This is being thrown into sharp relief for those of us going through what is likely to become an extremely tedious UK Leave/Stay EU Referendum campaign. I can't say, objectively, how representative of any statistically apparent population of people in the UK Cllr Lisa Parker is when she says of her own Party's Conservative government, "We’ve sold this country out and we’re being ruled by the European Union – by people who hate us, who loathe us. I’ll be voting out, and campaigning every weekend." It's her perception of hatred and loathing that are noteworthy. Europeans hate "us", but non-EU migrants want to come to the UK in preference to (say) France - where they are treated "like dogs" - because of its supposedly better welfare and housing provision for asylum seekers.
So, we are hated, perhaps, because we're giving away houses and benefits to all and sundry? I heard another side of this in a pub in the east end of Glasgow a couple of months ago, Why do all these "Muslims" want to come here? Because we (Scots) "are stupid".
It's an unattractive picture all round, but one we need to critique as it's coming from some of the stakeholders in language tests for migrants, (an English local politician, aspiring migrants, and a concerned Glaswegian), and I can't discount the views of stakeholders just because I disagree with their content or form of expression.

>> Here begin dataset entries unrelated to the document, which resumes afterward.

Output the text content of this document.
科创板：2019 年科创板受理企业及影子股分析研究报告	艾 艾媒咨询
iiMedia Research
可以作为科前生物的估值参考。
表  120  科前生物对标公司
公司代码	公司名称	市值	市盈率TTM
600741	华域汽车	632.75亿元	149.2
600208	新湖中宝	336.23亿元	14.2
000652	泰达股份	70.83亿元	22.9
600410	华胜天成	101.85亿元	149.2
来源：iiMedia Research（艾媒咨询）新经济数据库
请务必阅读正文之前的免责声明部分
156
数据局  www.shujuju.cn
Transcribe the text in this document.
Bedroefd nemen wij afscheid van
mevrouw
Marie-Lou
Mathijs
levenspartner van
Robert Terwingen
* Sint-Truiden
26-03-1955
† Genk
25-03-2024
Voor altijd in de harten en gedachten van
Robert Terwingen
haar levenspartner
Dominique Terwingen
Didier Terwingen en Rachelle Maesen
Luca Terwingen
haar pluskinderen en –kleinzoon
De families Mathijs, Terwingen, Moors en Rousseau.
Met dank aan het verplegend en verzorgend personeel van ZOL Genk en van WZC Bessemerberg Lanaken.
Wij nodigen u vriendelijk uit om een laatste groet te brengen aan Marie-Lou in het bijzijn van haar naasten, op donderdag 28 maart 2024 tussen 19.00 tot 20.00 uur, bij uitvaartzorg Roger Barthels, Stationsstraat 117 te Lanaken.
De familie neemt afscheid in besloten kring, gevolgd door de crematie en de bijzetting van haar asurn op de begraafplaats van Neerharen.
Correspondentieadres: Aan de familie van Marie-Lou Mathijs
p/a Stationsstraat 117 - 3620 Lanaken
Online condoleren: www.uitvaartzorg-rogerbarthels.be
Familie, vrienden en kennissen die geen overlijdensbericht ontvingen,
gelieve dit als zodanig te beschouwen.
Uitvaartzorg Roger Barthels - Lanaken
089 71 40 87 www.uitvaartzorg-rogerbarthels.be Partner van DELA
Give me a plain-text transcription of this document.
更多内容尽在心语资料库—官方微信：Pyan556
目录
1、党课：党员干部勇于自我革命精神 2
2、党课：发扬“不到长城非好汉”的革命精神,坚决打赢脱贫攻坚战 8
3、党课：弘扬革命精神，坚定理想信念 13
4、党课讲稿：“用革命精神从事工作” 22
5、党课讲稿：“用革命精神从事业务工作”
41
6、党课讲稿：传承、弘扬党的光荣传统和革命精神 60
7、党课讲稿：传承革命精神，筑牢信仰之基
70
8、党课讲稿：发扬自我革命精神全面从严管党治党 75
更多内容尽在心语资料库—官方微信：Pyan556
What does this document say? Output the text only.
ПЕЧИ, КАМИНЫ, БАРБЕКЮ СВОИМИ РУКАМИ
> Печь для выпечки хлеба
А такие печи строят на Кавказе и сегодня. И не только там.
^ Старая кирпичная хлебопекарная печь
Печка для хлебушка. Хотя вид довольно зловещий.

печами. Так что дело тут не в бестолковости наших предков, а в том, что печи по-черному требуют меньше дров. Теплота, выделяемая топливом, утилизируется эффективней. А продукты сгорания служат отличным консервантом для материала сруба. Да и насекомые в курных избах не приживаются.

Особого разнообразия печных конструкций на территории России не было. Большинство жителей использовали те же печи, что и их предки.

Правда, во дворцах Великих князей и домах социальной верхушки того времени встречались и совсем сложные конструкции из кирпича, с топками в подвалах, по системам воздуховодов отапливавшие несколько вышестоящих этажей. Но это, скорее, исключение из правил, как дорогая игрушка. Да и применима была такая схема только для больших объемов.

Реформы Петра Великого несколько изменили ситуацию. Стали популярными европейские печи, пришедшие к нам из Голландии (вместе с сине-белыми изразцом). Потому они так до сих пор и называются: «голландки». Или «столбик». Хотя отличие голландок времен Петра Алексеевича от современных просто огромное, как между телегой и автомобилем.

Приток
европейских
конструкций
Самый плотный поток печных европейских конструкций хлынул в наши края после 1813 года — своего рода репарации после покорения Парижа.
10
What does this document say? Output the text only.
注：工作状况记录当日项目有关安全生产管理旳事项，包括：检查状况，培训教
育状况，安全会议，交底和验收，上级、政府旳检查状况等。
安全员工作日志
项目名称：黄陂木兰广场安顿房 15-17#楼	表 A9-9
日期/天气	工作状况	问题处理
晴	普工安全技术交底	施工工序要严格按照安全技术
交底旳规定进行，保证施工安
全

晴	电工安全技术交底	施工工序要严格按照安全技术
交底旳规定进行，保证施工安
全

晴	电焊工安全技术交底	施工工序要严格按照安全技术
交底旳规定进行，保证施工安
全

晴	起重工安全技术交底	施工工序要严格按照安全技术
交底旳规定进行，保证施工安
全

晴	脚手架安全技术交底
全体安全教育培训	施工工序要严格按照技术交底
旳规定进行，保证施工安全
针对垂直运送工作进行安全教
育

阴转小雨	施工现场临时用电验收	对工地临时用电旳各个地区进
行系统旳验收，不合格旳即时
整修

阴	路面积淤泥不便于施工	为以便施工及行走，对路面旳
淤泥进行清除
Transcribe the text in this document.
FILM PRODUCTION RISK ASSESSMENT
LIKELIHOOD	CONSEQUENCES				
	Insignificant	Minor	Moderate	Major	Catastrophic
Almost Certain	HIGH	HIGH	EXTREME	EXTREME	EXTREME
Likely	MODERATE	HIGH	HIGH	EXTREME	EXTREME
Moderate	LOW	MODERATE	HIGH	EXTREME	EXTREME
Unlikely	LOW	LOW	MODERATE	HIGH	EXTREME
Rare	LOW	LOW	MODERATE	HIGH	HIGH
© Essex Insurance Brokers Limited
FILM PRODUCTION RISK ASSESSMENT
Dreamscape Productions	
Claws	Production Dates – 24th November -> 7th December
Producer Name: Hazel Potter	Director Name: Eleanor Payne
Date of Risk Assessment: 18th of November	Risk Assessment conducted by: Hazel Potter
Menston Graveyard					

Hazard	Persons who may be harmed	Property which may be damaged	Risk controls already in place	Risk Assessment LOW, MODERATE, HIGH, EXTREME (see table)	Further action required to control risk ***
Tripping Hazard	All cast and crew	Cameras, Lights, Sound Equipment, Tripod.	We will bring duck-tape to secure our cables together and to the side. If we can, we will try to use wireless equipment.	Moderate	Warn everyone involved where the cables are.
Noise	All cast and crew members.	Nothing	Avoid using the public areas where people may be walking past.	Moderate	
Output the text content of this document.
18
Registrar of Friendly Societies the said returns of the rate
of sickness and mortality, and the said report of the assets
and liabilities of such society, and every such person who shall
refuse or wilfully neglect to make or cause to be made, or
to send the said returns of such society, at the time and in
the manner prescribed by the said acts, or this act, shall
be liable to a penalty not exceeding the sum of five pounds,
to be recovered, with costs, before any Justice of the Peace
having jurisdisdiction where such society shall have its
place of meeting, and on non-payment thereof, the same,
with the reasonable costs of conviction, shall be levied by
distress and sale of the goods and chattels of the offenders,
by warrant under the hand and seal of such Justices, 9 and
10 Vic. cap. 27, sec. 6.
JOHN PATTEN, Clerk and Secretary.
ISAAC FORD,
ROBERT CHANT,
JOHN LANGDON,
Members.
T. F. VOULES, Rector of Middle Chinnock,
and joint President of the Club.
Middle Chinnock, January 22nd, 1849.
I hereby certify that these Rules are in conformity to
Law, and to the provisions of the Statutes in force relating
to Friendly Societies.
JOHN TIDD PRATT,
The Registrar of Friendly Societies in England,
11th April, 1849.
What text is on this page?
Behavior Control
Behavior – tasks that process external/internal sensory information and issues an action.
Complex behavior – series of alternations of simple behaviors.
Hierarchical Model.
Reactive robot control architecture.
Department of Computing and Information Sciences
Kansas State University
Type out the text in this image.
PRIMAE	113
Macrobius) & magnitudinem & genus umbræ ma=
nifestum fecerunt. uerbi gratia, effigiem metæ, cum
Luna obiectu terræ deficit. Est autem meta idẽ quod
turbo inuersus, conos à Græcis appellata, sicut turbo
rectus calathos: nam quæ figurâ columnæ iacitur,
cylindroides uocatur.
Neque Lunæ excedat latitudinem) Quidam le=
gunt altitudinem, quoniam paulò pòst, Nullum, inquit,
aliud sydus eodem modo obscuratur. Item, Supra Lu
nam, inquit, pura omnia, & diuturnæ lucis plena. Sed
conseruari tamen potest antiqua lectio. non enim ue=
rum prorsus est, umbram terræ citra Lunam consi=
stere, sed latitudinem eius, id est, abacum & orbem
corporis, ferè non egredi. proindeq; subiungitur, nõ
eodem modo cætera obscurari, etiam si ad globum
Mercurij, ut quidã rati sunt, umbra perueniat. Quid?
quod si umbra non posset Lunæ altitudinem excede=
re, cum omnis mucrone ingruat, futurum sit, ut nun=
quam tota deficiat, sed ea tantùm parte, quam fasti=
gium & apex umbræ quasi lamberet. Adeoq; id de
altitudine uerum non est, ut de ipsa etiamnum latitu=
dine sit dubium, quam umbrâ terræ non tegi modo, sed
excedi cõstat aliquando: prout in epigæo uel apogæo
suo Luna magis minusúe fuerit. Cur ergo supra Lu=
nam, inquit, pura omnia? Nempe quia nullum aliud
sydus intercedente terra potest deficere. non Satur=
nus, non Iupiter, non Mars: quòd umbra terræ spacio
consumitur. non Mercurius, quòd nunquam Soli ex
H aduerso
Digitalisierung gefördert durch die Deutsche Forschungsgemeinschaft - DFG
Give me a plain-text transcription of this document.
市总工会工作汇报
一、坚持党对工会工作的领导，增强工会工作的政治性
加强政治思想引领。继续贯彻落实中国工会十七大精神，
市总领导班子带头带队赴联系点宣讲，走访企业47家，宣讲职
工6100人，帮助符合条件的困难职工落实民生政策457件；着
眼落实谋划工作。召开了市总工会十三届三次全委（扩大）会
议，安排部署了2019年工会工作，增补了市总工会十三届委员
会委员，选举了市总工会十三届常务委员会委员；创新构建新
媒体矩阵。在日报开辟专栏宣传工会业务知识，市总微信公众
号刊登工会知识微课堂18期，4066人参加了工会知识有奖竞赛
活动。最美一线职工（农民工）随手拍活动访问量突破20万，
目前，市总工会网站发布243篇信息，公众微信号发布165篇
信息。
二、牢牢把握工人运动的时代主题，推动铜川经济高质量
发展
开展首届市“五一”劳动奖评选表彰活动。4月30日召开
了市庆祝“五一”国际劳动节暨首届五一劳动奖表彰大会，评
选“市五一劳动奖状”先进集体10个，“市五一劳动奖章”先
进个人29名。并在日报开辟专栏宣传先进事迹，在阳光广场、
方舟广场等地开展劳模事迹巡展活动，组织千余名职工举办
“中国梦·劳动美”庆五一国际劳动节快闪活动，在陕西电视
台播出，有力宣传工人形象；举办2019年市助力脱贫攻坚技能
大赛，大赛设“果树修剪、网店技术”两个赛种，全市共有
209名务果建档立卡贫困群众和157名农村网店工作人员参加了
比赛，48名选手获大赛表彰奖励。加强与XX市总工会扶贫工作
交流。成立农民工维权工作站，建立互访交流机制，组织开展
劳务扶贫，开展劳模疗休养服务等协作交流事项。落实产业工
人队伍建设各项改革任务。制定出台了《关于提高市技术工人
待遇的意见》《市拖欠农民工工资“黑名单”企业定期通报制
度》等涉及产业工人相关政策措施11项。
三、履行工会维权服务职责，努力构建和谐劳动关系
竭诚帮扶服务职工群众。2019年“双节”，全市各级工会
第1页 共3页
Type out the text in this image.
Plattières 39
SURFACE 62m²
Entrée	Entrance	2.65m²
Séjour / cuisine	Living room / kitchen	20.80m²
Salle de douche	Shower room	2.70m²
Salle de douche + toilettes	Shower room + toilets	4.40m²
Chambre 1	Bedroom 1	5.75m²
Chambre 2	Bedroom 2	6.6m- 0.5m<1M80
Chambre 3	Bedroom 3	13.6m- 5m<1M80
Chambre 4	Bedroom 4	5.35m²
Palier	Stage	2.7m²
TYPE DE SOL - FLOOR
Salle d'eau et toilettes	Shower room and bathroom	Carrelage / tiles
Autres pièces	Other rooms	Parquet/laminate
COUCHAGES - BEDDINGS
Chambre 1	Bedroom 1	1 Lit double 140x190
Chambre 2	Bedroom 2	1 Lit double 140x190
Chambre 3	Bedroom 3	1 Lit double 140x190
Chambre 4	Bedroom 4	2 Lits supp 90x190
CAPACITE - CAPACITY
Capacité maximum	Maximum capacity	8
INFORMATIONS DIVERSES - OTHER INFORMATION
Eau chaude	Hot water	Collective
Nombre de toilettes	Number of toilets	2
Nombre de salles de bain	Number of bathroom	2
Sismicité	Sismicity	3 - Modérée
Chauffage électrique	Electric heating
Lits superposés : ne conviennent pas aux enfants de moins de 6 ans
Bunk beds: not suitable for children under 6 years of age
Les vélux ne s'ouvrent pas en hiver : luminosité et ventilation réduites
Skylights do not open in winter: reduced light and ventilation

Deep waters, and I need some navigational aids. Murphy & Green (2011) might be helpful. Menno Spierling, (2014) is about Euroscepticism, but it will likely have something to say about UK xenophobia in general terms.
To get back to Goodman, 2011. What she's saying is important to the migrant test validity research. She argues that there's been a shift from testing at the point of "naturalization", (although of course we still have that), to "pre-entry integration", (p236) and notes that such testing acts to "assess a newcomer without any cultural or linguistic exposure". The difference is fundamental, there's no period of residence to allow the tested person to adapt. And, of course, no UK state-funded language lessons, that has effectively been privatized for the benefit and profit of English language learning providers in the would-be entrant's country of origin, (or perhaps elsewhere en-route).
Goodman points to the inconsistency inherent in "control of family member visas through testing as a means of ensuring integration. Allowing reunification of families is in itself a route to integration."
All of which suggests better to focus on family-member visas, as against citizenship/"naturalisation". Goodman points out that there has always been some sort of test or other obstacle to overcome at the latter stage. The business of "pre-entry integration" is an innovation, brought about (it can be argued) to control migration, or, on the most charitable view, to ensure those who enter the UK to join family members are able to take up employment. This process is clearly ongoing, as we saw in the recent David Cameron Today programme interview.
So, where I was referring to the rather cumbersome Language Tests for Migrants, I am now going to focus on the equally inelegant pre-entry visa tests for family members, PEVTFM for labeling purposes. It frees me (at last!) of the Bonfiglio "nat-" root business, (because I'm not focussing on "naturalization". It also gives a specific group to focus on, who are extra-national, with a large number of potential L1s and cultural histories. Also a narrower (do-able) focus for media CDA and legal research. And identifiable people with their specific individual histories for case studies.
So that's a voila, kind of, but not yet an khalas, as I've got the PEVTFM bit between my teeth the now.
Goodman, S. W. (2011). Controlling Immigration through Language and Country Knowledge Requirements. West European Politics, 34(2), 235–255. http://doi.org/10.1080/01402382.2011.546569
Menno Spiering. (December 2014). A Cultural History of British Euroscepticism. Retrieved from http://www.palgraveconnect.com/pc/doifinder/10.1057/9781137447555.0001
Murphy, C. C., & Green, P. (Eds.). (2011). Law and Outsiders: Norms, Processes and 'Othering'in the 21st Century. Bloomsbury Publishing.